When cbETH makes sense: For Coinbase users who already have ETH on the platform and want the simplest possible staking experience without technical complexity, cbETH is entirely appropriate — the yield is lower than alternatives but the UX friction is near zero. For institutional clients using Coinbase Prime for custody, cbETH provides regulated, insured custody combined with staking yield — a combination that smaller protocols cannot match for compliance-sensitive institutions.
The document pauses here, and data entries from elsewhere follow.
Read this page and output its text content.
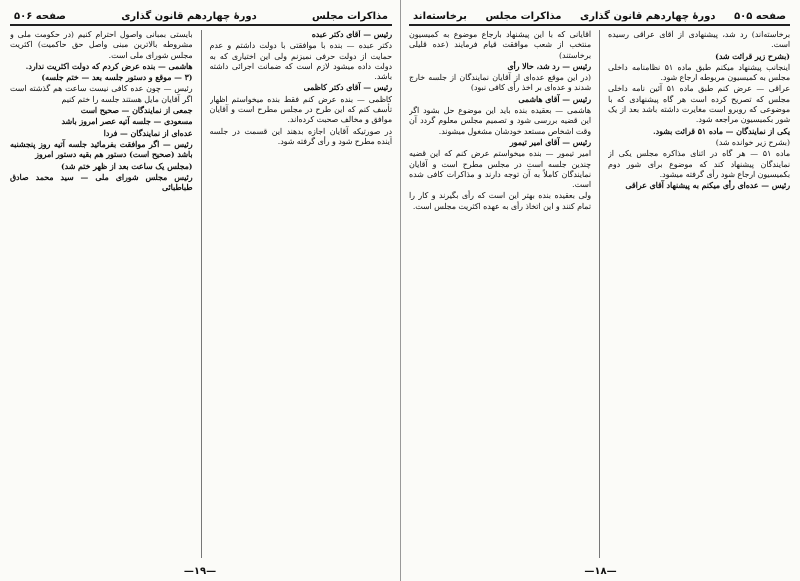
صفحه ۵۰۵
دورهٔ چهاردهم قانون گذاری
مذاکرات مجلس
برخاسته‌اند

برخاسته‌اند) رد شد، پیشنهادی از آقای عراقی رسیده است.

(بشرح زیر قرائت شد)

اینجانب پیشنهاد میکنم طبق ماده ۵۱ نظامنامه داخلی مجلس به کمیسیون مربوطه ارجاع شود.

عراقی — عرض کنم طبق ماده ۵۱ آئین نامه داخلی مجلس که تصریح کرده است هر گاه پیشنهادی که با موضوعی که روبرو است مغایرت داشته باشد بعد از یک شور بکمیسیون مراجعه شود.

یکی از نمایندگان — ماده ۵۱ قرائت بشود.

(بشرح زیر خوانده شد)

ماده ۵۱ — هر گاه در اثنای مذاکره مجلس یکی از نمایندگان پیشنهاد کند که موضوع برای شور دوم بکمیسیون ارجاع شود رأی گرفته میشود.

رئیس — عده‌ای رأی میکنم به پیشنهاد آقای عراقی

آقایانی که با این پیشنهاد بارجاع موضوع به کمیسیون منتخب از شعب موافقت قیام فرمایند (عده قلیلی برخاستند)

رئیس — رد شد، حالا رأی

(در این موقع عده‌ای از آقایان نمایندگان از جلسه خارج شدند و عده‌ای بر اخذ رأی کافی نبود)

رئیس — آقای هاشمی

هاشمی — بعقیده بنده باید این موضوع حل بشود اگر این قضیه بررسی شود و تصمیم مجلس معلوم گردد آن وقت اشخاص مستعد خودشان مشغول میشوند.

رئیس — آقای امیر تیمور

امیر تیمور — بنده میخواستم عرض کنم که این قضیه چندین جلسه است در مجلس مطرح است و آقایان نمایندگان کاملاً به آن توجه دارند و مذاکرات کافی شده است.

ولی بعقیده بنده بهتر این است که رأی بگیرند و کار را تمام کنند و این اتخاذ رأی به عهده اکثریت مجلس است.

—۱۸—
مذاکرات مجلس
دورهٔ چهاردهم قانون گذاری
صفحه ۵۰۶

رئیس — آقای دکتر عبده

دکتر عبده — بنده با موافقتی با دولت داشتم و عدم حمایت از دولت حرفی نمیزنم ولی این اختیاری که به دولت داده میشود لازم است که ضمانت اجرائی داشته باشد.

رئیس — آقای دکتر کاظمی

کاظمی — بنده عرض کنم فقط بنده میخواستم اظهار تأسف کنم که این طرح در مجلس مطرح است و آقایان موافق و مخالف صحبت کرده‌اند.

در صورتیکه آقایان اجازه بدهند این قسمت در جلسه آینده مطرح شود و رأی گرفته شود.

بایستی بمبانی واصول احترام کنیم (در حکومت ملی و مشروطه بالاترین مبنی واصل حق حاکمیت) اکثریت مجلس شورای ملی است.

هاشمی — بنده عرض کردم که دولت اکثریت ندارد.

(۳ — موقع و دستور جلسه بعد — ختم جلسه)

رئیس — چون عده کافی نیست ساعت هم گذشته است اگر آقایان مایل هستند جلسه را ختم کنیم

جمعی از نمایندگان — صحیح است

مسعودی — جلسه آتیه عصر امروز باشد

عده‌ای از نمایندگان — فردا

رئیس — اگر موافقت بفرمائید جلسه آتیه روز پنجشنبه باشد (صحیح است) دستور هم بقیه دستور امروز

(مجلس یک ساعت بعد از ظهر ختم شد)

رئیس مجلس شورای ملی — سید محمد صادق طباطبائی

—۱۹—
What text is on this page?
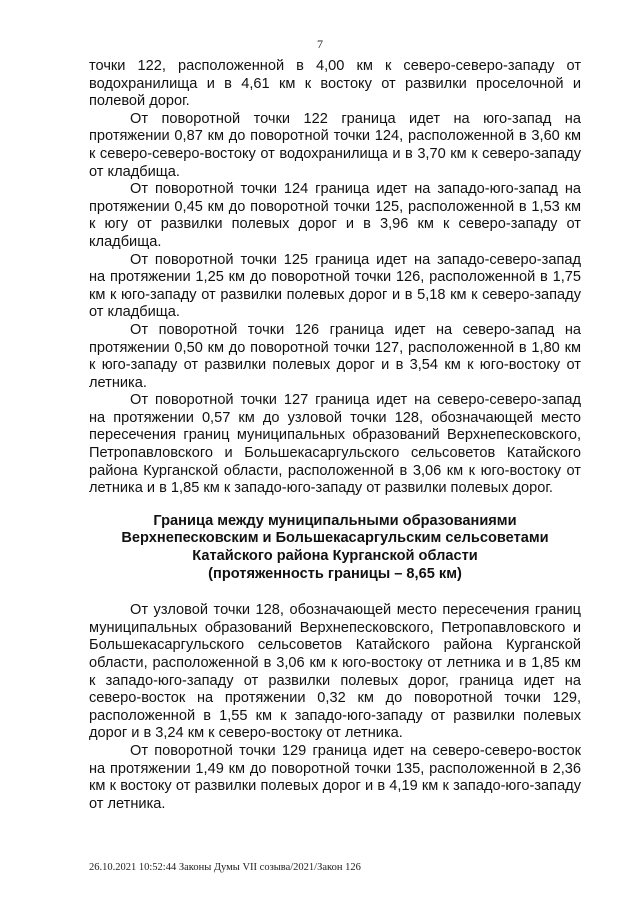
7

точки 122, расположенной в 4,00 км к северо-северо-западу от водохранилища и в 4,61 км к востоку от развилки проселочной и полевой дорог.

От поворотной точки 122 граница идет на юго-запад на протяжении 0,87 км до поворотной точки 124, расположенной в 3,60 км к северо-северо-востоку от водохранилища и в 3,70 км к северо-западу от кладбища.

От поворотной точки 124 граница идет на западо-юго-запад на протяжении 0,45 км до поворотной точки 125, расположенной в 1,53 км к югу от развилки полевых дорог и в 3,96 км к северо-западу от кладбища.

От поворотной точки 125 граница идет на западо-северо-запад на протяжении 1,25 км до поворотной точки 126, расположенной в 1,75 км к юго-западу от развилки полевых дорог и в 5,18 км к северо-западу от кладбища.

От поворотной точки 126 граница идет на северо-запад на протяжении 0,50 км до поворотной точки 127, расположенной в 1,80 км к юго-западу от развилки полевых дорог и в 3,54 км к юго-востоку от летника.

От поворотной точки 127 граница идет на северо-северо-запад на протяжении 0,57 км до узловой точки 128, обозначающей место пересечения границ муниципальных образований Верхнепесковского, Петропавловского и Большекасаргульского сельсоветов Катайского района Курганской области, расположенной в 3,06 км к юго-востоку от летника и в 1,85 км к западо-юго-западу от развилки полевых дорог.

Граница между муниципальными образованиями
Верхнепесковским и Большекасаргульским сельсоветами
Катайского района Курганской области
(протяженность границы – 8,65 км)

От узловой точки 128, обозначающей место пересечения границ муниципальных образований Верхнепесковского, Петропавловского и Большекасаргульского сельсоветов Катайского района Курганской области, расположенной в 3,06 км к юго-востоку от летника и в 1,85 км к западо-юго-западу от развилки полевых дорог, граница идет на северо-восток на протяжении 0,32 км до поворотной точки 129, расположенной в 1,55 км к западо-юго-западу от развилки полевых дорог и в 3,24 км к северо-востоку от летника.

От поворотной точки 129 граница идет на северо-северо-восток на протяжении 1,49 км до поворотной точки 135, расположенной в 2,36 км к востоку от развилки полевых дорог и в 4,19 км к западо-юго-западу от летника.

26.10.2021 10:52:44 Законы Думы VII созыва/2021/Закон 126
Risks: cbETH carries Coinbase counterparty risk beyond the smart contract risks of stETH and rETH. Regulatory action against Coinbase's staking product (the SEC's initial attempts to classify Coinbase staking as an unregistered securities offering demonstrated this risk), exchange insolvency, or operational failures are risks that do not apply to decentralised protocols in the same way.

Comparison Summary

FeaturestETH (Lido)rETH (Rocket Pool)cbETH (Coinbase)
RebasingYes (wstETH non-rebasing)NoNo
Protocol Fee10%~15%25%
DecentralisationModerate (curated validators)High (permissionless)Low (Coinbase only)
DeFi LiquidityHighestModerateModerate
Best ForDeFi integration, max liquidityDecentralisation priorityCoinbase users, institutional

DeFi Integration: Using LSTs as Collateral

The most powerful use case for LSTs: depositing wstETH or rETH as collateral on Aave or Morpho Blue to borrow USDC or ETH. This allows users to earn staking yield on their ETH while simultaneously accessing liquidity through borrowing — using borrowed stablecoins for expenses or investment without selling the underlying ETH position. The "stETH loop" strategy extends this: deposit wstETH as collateral, borrow ETH, swap borrowed ETH for stETH, deposit as additional collateral — increasing the staked ETH position and staking yield at the cost of leverage risk. Loop strategies amplify returns during normal market conditions but significantly increase liquidation risk if ETH price falls sharply or if the wstETH/ETH peg were to break.

Summary

Liquid staking tokens have transformed Ethereum staking from a locked, capital-inefficient activity into a composable building block of the DeFi yield stack. stETH (Lido) offers the deepest DeFi liquidity and lowest fees at the cost of network concentration concerns. rETH (Rocket Pool) prioritises decentralisation through permissionless node operation at slightly lower liquidity depth. cbETH (Coinbase) offers the simplest user experience and regulated institutional custody at the highest fee rate. The choice between them should be driven by individual priorities: DeFi yield maximisation (stETH/wstETH), Ethereum network health advocacy (rETH), or maximum operational simplicity and regulatory compliance (cbETH).